In other words, the alt-right (and the wider manosphere) is worlds apart from romantic irony. While it claims for itself the social disconnection, the infinite negativity, attributed to romantic irony by Kierkegaard and Hegel, alt-right sites such as Breitbart profit socially through the clicks and shares of their readerships. If the alt-right’s self-appointed ‘intellectuals’ would like to believe they merely play with signifiers as punks played with swastikas, they are clearly mistaken; perhaps the illusions of omnivalence and omnivocity granted by the adoption of internet anonymity are all too captivating. However, they do not escape the obvious: they are white men, politically economic-libertarian, and their substantial interests are clearly visible. Whatever theoretisation of irony the alt-right may try to deploy, it is extremely deficient.
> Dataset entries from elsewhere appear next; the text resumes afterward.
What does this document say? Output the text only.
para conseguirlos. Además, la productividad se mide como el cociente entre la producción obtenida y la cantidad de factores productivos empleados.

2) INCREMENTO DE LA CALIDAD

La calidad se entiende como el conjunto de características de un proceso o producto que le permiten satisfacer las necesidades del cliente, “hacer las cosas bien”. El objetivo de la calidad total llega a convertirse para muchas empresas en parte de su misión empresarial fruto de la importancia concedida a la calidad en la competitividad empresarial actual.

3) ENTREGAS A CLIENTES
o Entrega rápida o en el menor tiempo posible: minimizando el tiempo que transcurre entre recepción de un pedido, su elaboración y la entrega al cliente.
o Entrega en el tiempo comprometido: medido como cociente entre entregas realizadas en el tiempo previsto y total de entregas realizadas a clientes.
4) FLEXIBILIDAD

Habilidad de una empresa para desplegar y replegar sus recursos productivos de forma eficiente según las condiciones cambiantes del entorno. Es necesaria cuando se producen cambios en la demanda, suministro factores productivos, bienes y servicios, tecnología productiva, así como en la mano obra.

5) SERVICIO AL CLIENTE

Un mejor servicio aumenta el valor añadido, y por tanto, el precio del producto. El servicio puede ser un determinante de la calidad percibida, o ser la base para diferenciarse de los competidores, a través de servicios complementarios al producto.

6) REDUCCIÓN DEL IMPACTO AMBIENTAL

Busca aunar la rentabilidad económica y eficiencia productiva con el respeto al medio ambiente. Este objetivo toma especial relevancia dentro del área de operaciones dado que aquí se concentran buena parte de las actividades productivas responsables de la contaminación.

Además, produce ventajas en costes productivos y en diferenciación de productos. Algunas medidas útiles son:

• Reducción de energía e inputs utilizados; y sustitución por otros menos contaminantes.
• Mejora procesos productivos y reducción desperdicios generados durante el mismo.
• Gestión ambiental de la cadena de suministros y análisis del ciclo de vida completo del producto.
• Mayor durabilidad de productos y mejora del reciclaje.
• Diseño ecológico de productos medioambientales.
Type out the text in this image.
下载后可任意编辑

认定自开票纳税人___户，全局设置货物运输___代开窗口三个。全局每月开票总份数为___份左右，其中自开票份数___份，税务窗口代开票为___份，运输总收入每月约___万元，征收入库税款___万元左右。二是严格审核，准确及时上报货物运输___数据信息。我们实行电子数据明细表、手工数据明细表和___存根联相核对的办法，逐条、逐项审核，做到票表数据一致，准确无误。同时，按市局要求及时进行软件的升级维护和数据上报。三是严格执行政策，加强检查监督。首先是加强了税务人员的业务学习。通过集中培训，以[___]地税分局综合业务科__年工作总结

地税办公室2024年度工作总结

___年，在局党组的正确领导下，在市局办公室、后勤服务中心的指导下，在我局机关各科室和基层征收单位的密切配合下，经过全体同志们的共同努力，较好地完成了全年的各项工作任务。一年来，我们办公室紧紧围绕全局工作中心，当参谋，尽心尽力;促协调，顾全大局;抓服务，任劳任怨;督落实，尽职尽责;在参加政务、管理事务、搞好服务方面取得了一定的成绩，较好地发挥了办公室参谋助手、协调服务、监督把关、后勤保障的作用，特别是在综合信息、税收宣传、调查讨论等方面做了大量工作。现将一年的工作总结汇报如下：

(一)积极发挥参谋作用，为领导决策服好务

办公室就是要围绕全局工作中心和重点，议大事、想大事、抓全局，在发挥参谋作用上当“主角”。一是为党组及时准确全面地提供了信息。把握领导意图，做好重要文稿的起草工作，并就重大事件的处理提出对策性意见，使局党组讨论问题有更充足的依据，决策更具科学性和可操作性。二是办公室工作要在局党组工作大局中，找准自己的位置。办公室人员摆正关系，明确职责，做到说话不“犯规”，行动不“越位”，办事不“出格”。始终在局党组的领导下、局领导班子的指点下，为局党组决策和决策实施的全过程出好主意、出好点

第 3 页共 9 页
A careful reading of romantic irony can act as a corrective to Kierkegaard’s and Hegel’s warning-off. Far from floating free of social investments, romantic irony always implicates everyone: narrator, author, reader. The Early German Romantic theory of irony allows for no Archimedean point, no privileged or anonymous position from which all may appear as a joke, and from which laughter may erupt in a ‘cult of kek’. Such an attitude indeed leaves one feeling that the alt-right must consider the interactive space of the internet to exist over and above social existence, rather than as an integrated part of the social world. Claire Colebrook clarifies:

Until Romanticism, the literary or rhetorical function of irony was seen as a special case within an otherwise simple and literal language of representation. Irony was deemed to be an ornament or trope within representational language. For the Romantics, however, it was only possible to have a seemingly simple and representational world through the forgetting and repression of the creativity and poetry of language. Irony – or the gap between words and world – was, for the Romantics, original. Speech and language originate or come into being only when ideas or concepts give form and imagination to the actual world; all language is essentially and originally figural, or different from the world it supposedly names. Literal language is the denial or forgetting of this gap. If we think of our language as a simple one-to-one label or picture of the world, then we forget the creative and disruptive birth of language. To see all language as ironic, the Romantics argued, would be to restore life to its once open, fluid and productive past. Life would no longer be frozen into the fixed forms of grammar and syntax, or reduced to what is sayable. Irony recognises a sense that is always other than what is said.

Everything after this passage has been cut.